Labels: discipline, parenting |
I LOVED this story! This mom is soo old school. I remember once before I got married, I had an incident with my then 6yr old about her dinner. As a single parent I would alway find grocery to be the hardest finance to control. I prided myself in cooking natrual and healthy meals for my girls. Well one evening after an extremely long day at work I decided to do something nice for my girls. So with my last few dollars I went to the store to buy what they wanted for dinner: popcorn chicken breasts, corn and mac n cheese. So I go home and make dinner and as we got ready to eat my finicky child threw a hissy because her BBQ sauce touched her chicken. Well I wasn't about to fry anymore and I had reached my limit of hissy fits over dinner so I told her to eat it. she got upset and threw the plate(paper plate) in the just emptied trash.
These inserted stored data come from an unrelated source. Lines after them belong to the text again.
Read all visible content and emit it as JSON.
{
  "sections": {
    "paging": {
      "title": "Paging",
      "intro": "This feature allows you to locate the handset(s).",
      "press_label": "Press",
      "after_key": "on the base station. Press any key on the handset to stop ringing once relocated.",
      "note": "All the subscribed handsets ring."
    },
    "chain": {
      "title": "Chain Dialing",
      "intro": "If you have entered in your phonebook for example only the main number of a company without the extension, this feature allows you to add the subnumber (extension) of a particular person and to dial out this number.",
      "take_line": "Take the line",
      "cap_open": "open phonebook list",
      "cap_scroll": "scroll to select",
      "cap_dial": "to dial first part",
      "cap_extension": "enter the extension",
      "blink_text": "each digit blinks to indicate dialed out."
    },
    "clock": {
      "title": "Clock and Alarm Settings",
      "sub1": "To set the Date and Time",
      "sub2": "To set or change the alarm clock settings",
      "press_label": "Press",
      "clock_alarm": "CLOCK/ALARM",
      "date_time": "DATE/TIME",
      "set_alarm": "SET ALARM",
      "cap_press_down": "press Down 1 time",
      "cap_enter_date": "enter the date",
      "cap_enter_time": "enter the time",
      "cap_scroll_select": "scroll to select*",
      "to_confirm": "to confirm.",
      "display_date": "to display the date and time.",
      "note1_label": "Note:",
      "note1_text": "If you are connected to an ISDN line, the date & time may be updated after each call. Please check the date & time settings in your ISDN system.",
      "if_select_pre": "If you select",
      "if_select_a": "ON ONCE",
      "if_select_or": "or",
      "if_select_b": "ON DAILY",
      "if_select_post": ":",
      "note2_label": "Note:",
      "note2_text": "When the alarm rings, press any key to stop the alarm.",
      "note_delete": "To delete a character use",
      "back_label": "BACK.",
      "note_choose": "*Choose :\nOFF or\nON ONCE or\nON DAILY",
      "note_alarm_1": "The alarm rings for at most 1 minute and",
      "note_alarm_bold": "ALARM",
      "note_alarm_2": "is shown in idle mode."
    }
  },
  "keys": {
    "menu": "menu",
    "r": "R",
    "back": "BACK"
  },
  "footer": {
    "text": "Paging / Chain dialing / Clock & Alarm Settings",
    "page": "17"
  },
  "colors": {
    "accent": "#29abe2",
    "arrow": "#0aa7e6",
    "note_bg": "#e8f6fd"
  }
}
Mind you I had just put a new trash liner in and she put her plate in bottom up so the food didn't waste out so I looked at her and I told her to get her plate out of the trash and to sit and eat. I told her I would spank her and that she could not leave the table until every bite was finished... she thought I was crazy... but I made her eat that plate.through cries and fake throw up attempts. afterward I told her this one thing: I said " at this very moment, there is a child some where in this world who is digging through the trash to find something to eat because they are starving" I told her that we are no better than they are but for whatever reason God has blessed us to have nice dinners, and that at any moment he could blink and take it all away and we could be those people digging through trash to eat" I taught her that night the lesson of humility and thankfulness. Now she always finds ways to donate can goods and we can't see a Feed The Children commercial without her wanting to donate. To some here in America my actions were questionable but to this day she has yet to throw away her food. and I won't send her to bed hungry bc that's cruel in my eyes.